MINNEAPOLIS (AP) — Bruce Dayton, the father of Minnesota's governor and a key figure in building his family's company into the massive retailing business that became Target Corp., has died. He was 97.

Dayton, also an arts patron who donated millions of dollars to the Minneapolis Institute of Art, died Friday, according to the governor's spokesman, Matt Swenson.

Dayton was the father of Minnesota Gov. Mark Dayton and the last survivor of five brothers — all grandsons of The Dayton Company founder George Draper Dayton — who expanded the company nationally from a single department store in downtown Minneapolis.

Born in Minneapolis in 1918, Bruce Bliss Dayton embraced the family's retailing heritage, taking a job in the store's merchandise receiving room in his early 20s and steadily climbing into the boardroom. Along with his brothers, Dayton helped grow the upscale Dayton's department store and its discount offshoot, Target, into nationally known chains.
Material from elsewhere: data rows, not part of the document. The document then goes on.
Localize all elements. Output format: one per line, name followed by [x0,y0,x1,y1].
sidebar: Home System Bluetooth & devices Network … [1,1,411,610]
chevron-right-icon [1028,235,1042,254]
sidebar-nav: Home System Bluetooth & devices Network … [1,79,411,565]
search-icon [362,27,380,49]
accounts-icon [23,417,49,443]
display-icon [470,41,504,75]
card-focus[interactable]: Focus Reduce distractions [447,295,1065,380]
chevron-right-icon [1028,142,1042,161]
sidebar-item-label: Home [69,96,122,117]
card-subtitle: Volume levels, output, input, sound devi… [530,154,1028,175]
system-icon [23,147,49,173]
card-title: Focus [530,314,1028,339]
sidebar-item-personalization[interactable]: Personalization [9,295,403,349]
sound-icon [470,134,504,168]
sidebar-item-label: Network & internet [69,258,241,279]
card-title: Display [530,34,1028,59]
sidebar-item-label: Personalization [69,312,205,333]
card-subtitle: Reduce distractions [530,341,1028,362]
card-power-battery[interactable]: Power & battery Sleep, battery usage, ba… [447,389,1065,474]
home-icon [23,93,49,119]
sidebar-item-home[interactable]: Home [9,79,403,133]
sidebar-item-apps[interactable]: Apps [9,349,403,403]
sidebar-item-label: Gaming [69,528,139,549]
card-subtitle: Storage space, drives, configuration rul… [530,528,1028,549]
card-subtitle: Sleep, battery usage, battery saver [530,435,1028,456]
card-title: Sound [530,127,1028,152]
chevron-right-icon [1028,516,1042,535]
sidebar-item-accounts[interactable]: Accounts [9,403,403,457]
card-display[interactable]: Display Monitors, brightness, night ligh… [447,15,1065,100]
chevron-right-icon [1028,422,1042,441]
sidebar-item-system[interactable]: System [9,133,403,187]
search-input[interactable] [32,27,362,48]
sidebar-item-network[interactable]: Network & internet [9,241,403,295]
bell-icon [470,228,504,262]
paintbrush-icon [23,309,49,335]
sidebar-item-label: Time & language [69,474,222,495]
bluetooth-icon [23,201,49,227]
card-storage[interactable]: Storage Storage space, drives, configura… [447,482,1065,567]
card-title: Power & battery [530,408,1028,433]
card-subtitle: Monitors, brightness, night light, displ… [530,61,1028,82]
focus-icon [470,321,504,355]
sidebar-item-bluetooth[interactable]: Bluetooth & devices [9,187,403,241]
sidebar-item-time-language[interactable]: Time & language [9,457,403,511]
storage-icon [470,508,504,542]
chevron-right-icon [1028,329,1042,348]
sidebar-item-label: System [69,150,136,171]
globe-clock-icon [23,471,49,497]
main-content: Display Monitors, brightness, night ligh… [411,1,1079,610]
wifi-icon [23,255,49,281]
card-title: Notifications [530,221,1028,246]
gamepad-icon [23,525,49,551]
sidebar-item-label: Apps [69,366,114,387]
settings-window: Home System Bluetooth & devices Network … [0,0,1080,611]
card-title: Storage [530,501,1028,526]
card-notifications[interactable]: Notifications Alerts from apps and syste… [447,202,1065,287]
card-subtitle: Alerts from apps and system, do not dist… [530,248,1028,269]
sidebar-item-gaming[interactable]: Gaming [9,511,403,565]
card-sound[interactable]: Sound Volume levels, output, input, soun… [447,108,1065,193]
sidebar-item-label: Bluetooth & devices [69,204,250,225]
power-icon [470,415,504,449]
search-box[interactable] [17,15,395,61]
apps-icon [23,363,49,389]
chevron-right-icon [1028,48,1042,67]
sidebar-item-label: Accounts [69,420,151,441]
He was president around the time of the company's initial public stock offering in 1967, and he later chaired its board, according to a Target company chronology. Dayton stepped away from the company's top ranks in 1983, ending 80 years of direct family involvement in one of Minnesota's most storied companies.

A Yale University graduate, Dayton served in the Army and arrived in France two days after Germany surrendered in World War II, according to a 2013 family biography by author Kristal Leebrick.

He also carried on the family legacy of civic giving, particularly in the Minneapolis arts scene. Dayton was lifetime trustee of the Minneapolis Institute of Art. In 1996, he spent $1.9 million on nine pieces of 16th- and 17th-century Chinese furniture, with most of the pieces going to the museum. A year later, he and his wife, Ruth Stricker, gave $10 million for the museum's endowment. They contributed the bulk of new Asian galleries, including two original Chinese period rooms.

Dayton and Stricker also gave the state a 150-acre remnant of the Big Woods, the vast hardwood forest that greeted settlers in the Minnesota Territory. The tract west of Minneapolis has an appraised value of $3.9 million and will be preserved permanently. Wood Rill, the name Dayton gave the tract, was never logged and remained mostly timber.

The Dayton family is no longer involved in owning or operating Target Corp., and most of the former Dayton's department stores in Minnesota are now operated by Macy's. In 1969, the family company merged with Detroit retailer J.L. Hudson Co. to create the Dayton-Hudson Corp, which purchased Chicago-based Marshall Field's in 1990. A decade later, Dayton-Hudson Corp. was renamed Target Corp., which is now ranked No. 36 on the Fortune 500.

Dayton's son Mark chose politics over business. Currently in his second term as Minnesota governor, Mark Dayton also is a former state auditor and U.S. senator.

Along with his wife, Bruce Dayton is survived by his four children, and 11 grandchildren and two great grandchildren.